I hung up the telephone with a broken sigh, and before I could fight them, the tears were coming. Softly and quietly, my eyes brimmed and cascaded, as I fell back against the wall and slid down it. Hugging my knees to my chest, I asked God, “Why?”
That was five years ago, when I had applied as a development intern with World Hope International. Despite my childhood years spent in Africa, African culture and language skills, World Hope had chosen not to place me in their project in Mozambique. They were sending me to Cambodia instead. I was devastated.
Cambodia?! What? I never even considered Southeast Asia! I want to go home to Africa!
To say my placement had come out of left field would be an understatement. As I sat there, dazed, confused, and wondering what had gone wrong, I made an intentional decision to trust. I had committed every step of the internship application process to the Lord. I’d asked for His will to be done in that process, even praying over my application forms before sending them in. I truly had given God permission to do what He wanted (1).
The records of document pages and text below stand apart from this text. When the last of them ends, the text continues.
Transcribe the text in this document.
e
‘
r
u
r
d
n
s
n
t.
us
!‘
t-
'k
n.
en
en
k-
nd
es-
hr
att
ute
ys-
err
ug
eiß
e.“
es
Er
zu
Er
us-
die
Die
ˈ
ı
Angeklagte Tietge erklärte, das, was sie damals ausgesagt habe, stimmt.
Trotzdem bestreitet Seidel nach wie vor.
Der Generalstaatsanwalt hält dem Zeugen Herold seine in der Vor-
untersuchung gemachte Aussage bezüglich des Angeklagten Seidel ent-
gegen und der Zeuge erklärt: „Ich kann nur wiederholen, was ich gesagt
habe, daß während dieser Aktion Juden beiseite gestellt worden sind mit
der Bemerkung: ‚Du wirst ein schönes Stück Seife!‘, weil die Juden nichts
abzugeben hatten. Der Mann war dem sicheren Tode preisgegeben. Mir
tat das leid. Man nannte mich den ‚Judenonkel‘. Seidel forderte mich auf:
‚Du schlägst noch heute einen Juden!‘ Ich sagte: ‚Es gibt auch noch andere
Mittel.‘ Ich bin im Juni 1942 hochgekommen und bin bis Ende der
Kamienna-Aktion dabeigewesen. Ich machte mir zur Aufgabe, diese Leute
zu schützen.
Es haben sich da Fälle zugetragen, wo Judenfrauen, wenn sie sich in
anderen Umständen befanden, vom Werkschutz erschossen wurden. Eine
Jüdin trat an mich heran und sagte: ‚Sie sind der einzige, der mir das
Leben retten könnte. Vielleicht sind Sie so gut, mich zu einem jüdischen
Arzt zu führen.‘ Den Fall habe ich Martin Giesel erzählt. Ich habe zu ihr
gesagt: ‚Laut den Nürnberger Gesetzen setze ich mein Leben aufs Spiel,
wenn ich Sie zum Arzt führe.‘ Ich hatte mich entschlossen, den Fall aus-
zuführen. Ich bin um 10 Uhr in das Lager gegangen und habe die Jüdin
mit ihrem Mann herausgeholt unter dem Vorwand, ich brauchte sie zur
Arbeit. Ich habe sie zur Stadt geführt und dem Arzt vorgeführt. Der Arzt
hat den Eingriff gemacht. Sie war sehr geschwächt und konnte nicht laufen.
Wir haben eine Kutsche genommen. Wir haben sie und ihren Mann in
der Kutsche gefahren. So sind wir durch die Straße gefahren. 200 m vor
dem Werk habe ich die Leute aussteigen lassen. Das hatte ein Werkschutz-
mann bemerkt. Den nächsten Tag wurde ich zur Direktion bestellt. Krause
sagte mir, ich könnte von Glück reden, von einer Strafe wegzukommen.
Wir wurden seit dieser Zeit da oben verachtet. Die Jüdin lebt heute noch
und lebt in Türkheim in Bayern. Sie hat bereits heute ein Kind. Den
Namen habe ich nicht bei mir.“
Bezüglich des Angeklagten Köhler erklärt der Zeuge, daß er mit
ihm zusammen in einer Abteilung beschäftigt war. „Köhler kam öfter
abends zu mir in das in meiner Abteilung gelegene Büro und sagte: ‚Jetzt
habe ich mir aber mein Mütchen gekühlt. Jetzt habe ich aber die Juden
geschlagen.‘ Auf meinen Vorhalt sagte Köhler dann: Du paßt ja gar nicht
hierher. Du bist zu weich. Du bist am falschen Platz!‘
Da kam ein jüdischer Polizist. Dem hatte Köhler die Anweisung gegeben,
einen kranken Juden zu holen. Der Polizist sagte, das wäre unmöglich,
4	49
Therefore, in that moment of confusion, I chose to accept this placement in Cambodia as God’s direction.
Through the tears, I told God that I didn’t understand, but that He was free to lead me in whatever direction He chose. “My life is Yours, Lord.”
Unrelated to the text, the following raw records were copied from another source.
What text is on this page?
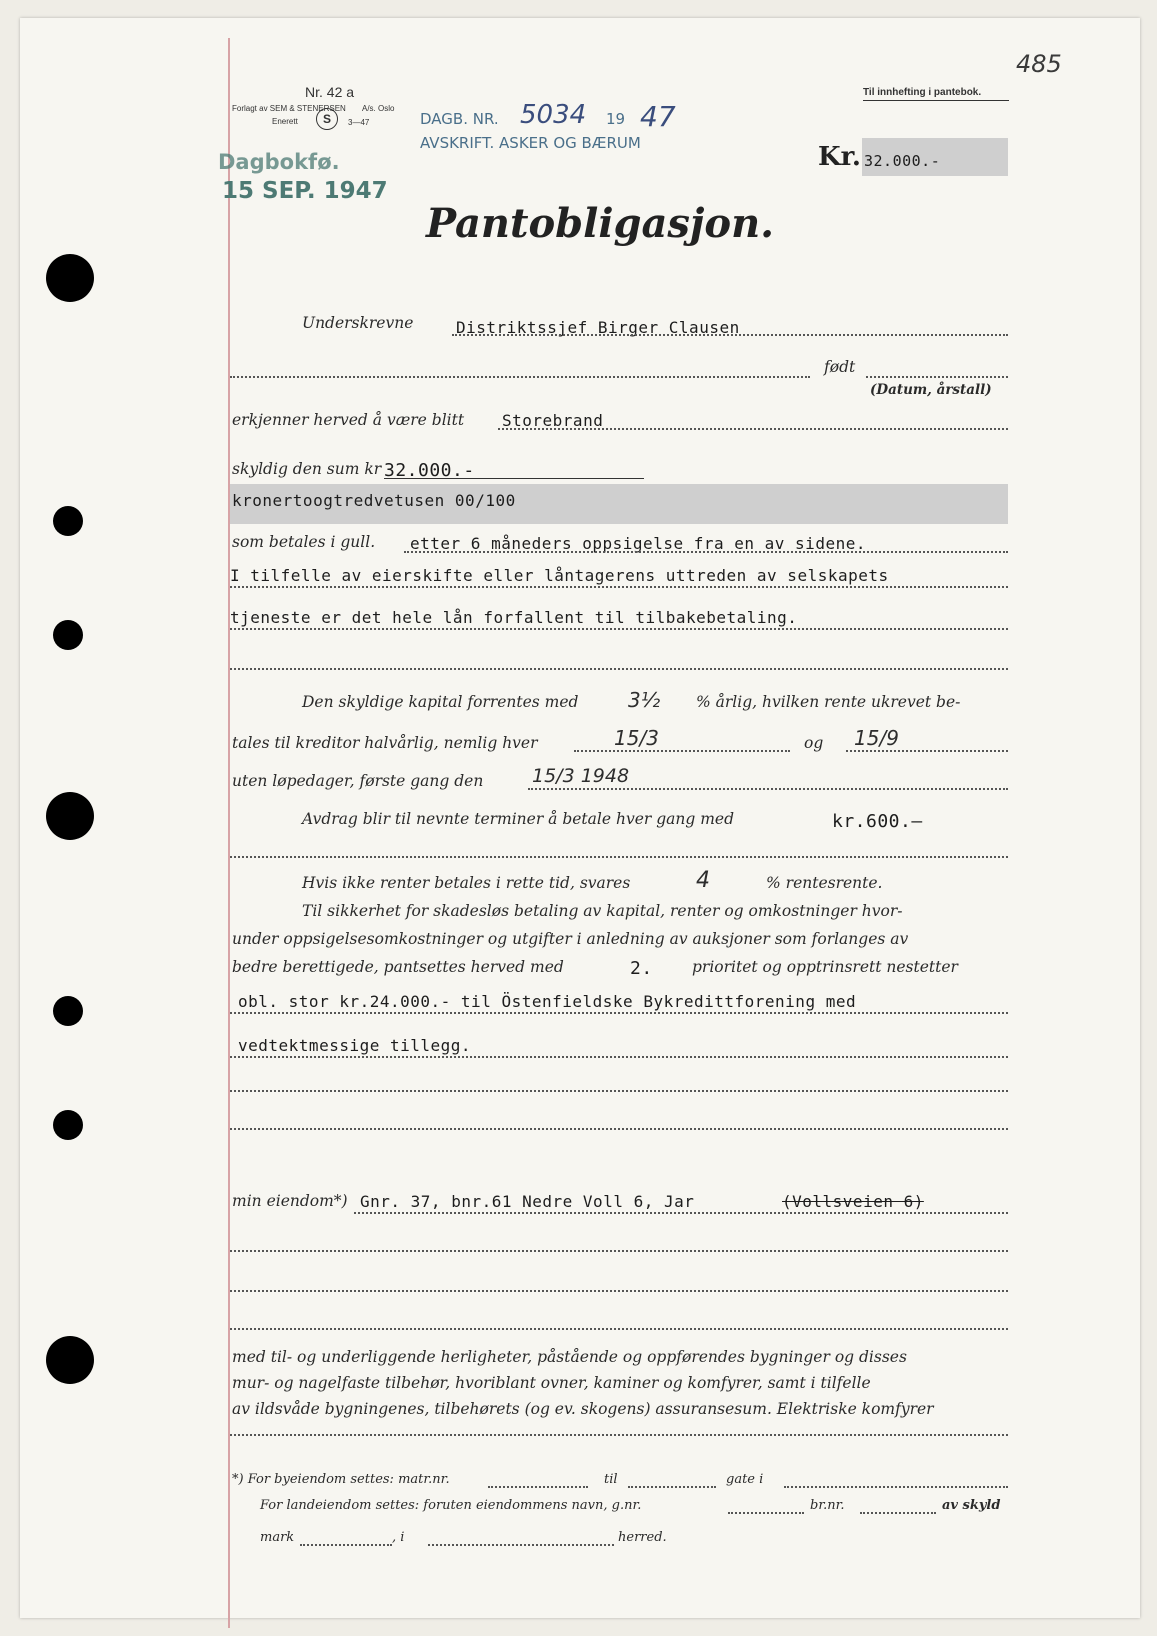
Nr. 42 a
Forlagt av SEM & STENERSEN
Enerett	S
A/s. Oslo
3—47
Til innhefting i pantebok.
485
DAGB. NR. 5034 19 47
AVSKRIFT. ASKER OG BÆRUM
Dagbokfø.
15 SEP. 1947
Kr. 32.000.-
Pantobligasjon.
Underskrevne	Distriktssjef Birger Clausen
født
(Datum, årstall)
erkjenner herved å være blitt Storebrand
skyldig den sum kr 32.000.-
kronertoogtredvetusen 00/100
som betales i gull. etter 6 måneders oppsigelse fra en av sidene.
I tilfelle av eierskifte eller låntagerens uttreden av selskapets
tjeneste er det hele lån forfallent til tilbakebetaling.
Den skyldige kapital forrentes med 3½ % årlig, hvilken rente ukrevet be-
tales til kreditor halvårlig, nemlig hver	15/3	og 15/9
uten løpedager, første gang den	15/3 1948
Avdrag blir til nevnte terminer å betale hver gang med	kr.600.—
Hvis ikke renter betales i rette tid, svares	4	% rentesrente.
Til sikkerhet for skadesløs betaling av kapital, renter og omkostninger hvor-
under oppsigelsesomkostninger og utgifter i anledning av auksjoner som forlanges av
bedre berettigede, pantsettes herved med	2.	prioritet og opptrinsrett nestetter
obl. stor kr.24.000.- til Östenfieldske Bykredittforening med
vedtektmessige tillegg.
min eiendom*) Gnr. 37, bnr.61 Nedre Voll 6, Jar	(Vollsveien 6)
med til- og underliggende herligheter, påstående og oppførendes bygninger og disses
mur- og nagelfaste tilbehør, hvoriblant ovner, kaminer og komfyrer, samt i tilfelle
av ildsvåde bygningenes, tilbehørets (og ev. skogens) assuransesum. Elektriske komfyrer
*) For byeiendom settes: matr.nr.	til	gate i
For landeiendom settes: foruten eiendommens navn, g.nr.	br.nr.	av skyld
mark	, i	herred.
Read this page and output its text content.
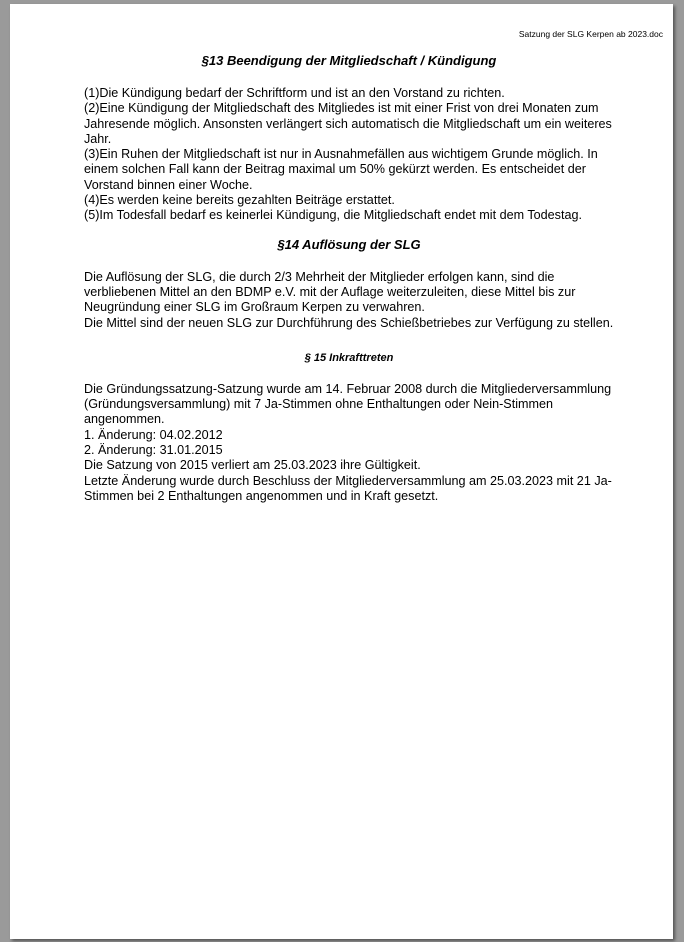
Satzung der SLG Kerpen ab 2023.doc
§13 Beendigung der Mitgliedschaft / Kündigung

(1)Die Kündigung bedarf der Schriftform und ist an den Vorstand zu richten.

(2)Eine Kündigung der Mitgliedschaft des Mitgliedes ist mit einer Frist von drei Monaten zum Jahresende möglich. Ansonsten verlängert sich automatisch die Mitgliedschaft um ein weiteres Jahr.

(3)Ein Ruhen der Mitgliedschaft ist nur in Ausnahmefällen aus wichtigem Grunde möglich. In einem solchen Fall kann der Beitrag maximal um 50% gekürzt werden. Es entscheidet der Vorstand binnen einer Woche.

(4)Es werden keine bereits gezahlten Beiträge erstattet.

(5)Im Todesfall bedarf es keinerlei Kündigung, die Mitgliedschaft endet mit dem Todestag.

§14 Auflösung der SLG

Die Auflösung der SLG, die durch 2/3 Mehrheit der Mitglieder erfolgen kann, sind die verbliebenen Mittel an den BDMP e.V. mit der Auflage weiterzuleiten, diese Mittel bis zur Neugründung einer SLG im Großraum Kerpen zu verwahren.

Die Mittel sind der neuen SLG zur Durchführung des Schießbetriebes zur Verfügung zu stellen.

§ 15 Inkrafttreten

Die Gründungssatzung-Satzung wurde am 14. Februar 2008 durch die Mitgliederversammlung (Gründungsversammlung) mit 7 Ja-Stimmen ohne Enthaltungen oder Nein-Stimmen angenommen.

1. Änderung: 04.02.2012

2. Änderung: 31.01.2015

Die Satzung von 2015 verliert am 25.03.2023 ihre Gültigkeit.

Letzte Änderung wurde durch Beschluss der Mitgliederversammlung am 25.03.2023 mit 21 Ja-Stimmen bei 2 Enthaltungen angenommen und in Kraft gesetzt.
God taught me a lot that summer in Cambodia, and significantly, that was the summer that I was introduced to NightLight International. Three years later, when I was working in South Sudan, God gave me a dream about African women being trafficked to Bangkok. And now, five years after my initial Southeast Asian experience during the internship in Cambodia, I’m back in Southeast Asia, working to assist African women who have been trafficked here.
The funny thing is, I didn’t realize that God had answered my question, “Why?” until this evening. Some things only become clear in hindsight.